When Google launched their first salvo into the social war with Buzz, they made some really big mistakes. Allowing anyone who was on your contact list basically be able to browse your contacts was a pretty big breach of trust for any social network, and it nearly sunk all of Google’s aspirations in one swoop. But fast forward 18 months or so and we’re over a month into their latest social offering with Google+.
They’ve made some serious improvements to their social understanding by watching the explosive growth of Facebook and their flop with Buzz. Privacy controls are easy and intuitive to manipulate, friends are easy to arrange and messaging controls are plain and straight forward. It’s easy to say that Google+ may be a contender in the social arena with hitting 25 million accounts in a fraction of the time that Facebook had, but public understanding and acceptance need to be used to temper their growth. People are beginning to understand the nature of social web sites with Facebook having been the king for so long. Many, myself included, find they have as much as entire friend feeds blocked as all they do is play Farmville or Cafe World. Facebook boasts having high day to day activity and retention rates, but if the majority of those people are just there to play games the quality of the use is definitely in question.
But just like Google’s AdSense and paid advertising you see on results pages, those game players on Facebook are served ads. Social Media Marketing is a very real avenue to explore if your a small company on a tight budget. Google+ at present doesn’t have business options setup, but they’ve made clear that yes, they are coming. So get your practice in with Facebook, Twitter tweets and PPC/AdSense marketing because even with a “paltry” 25 million users, Google+ will be a qualified market for advertising.
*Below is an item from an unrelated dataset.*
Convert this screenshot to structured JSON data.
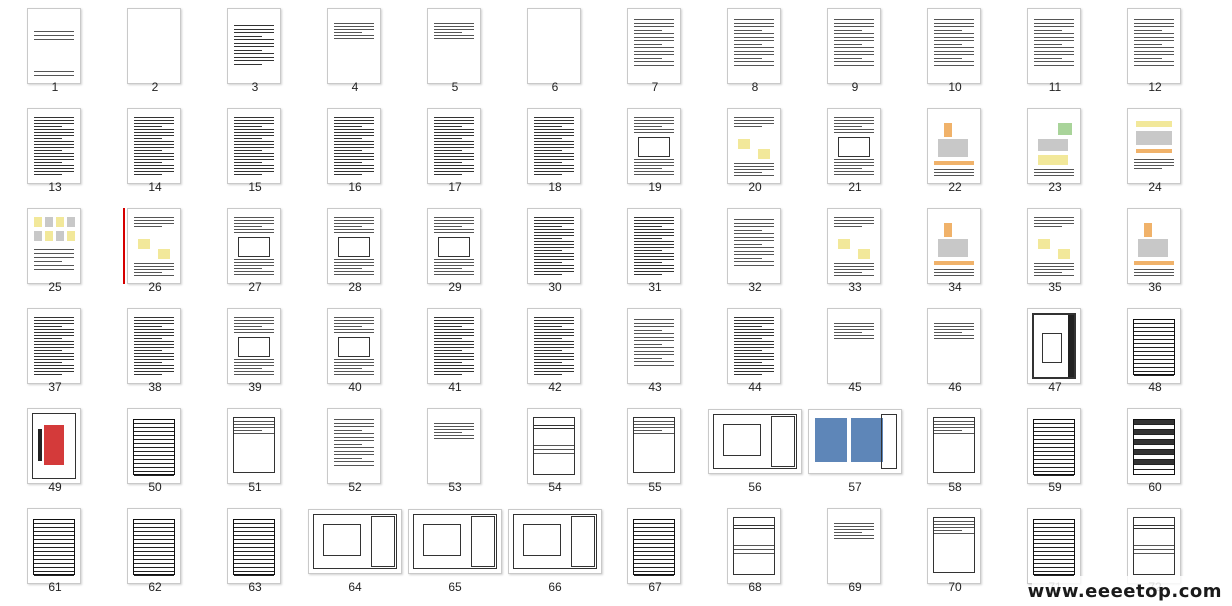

All of the taglines you generate with Twitter, Facebook and soon with Google+, may have more strength than you might think. Nicholas Schiefer recently won a Canada Wide science fair and made interesting inroads in the realm of search. The 17 year old is being compared to Mark Zuckerberg for his idea and implementation of his search algorithm, and those are no small shoes to fill.
The algorithm as it’s written, searches short documents like tweets, Facebook statuses and news headlines for starters. That 140 character string of gold is crunched and parsed by his infant algorithm to deliver results. It may not seem much different from what Google, Bing or Yahoo offer, but where it does get different is when his search algorithm applies context to the results. The advantages of a semantic algorithm which could determine context in the results it retrieves would be a great improvement in the realm of social search. As an example, you’ve been out for dinner and had a poor experience, you could use that type of search engine to determine if others have had the same experience. It’s possible to do so with the existing search engines, but it takes a bit of work to sort through the results to find customer reviews if you don’t include it as part of your initial search. It’s an impressive start for a young man who may be a part of changing the way the world searches. Time will tell how interested the world is in semantic, contextual searching should Mr. Schiefer continue his project.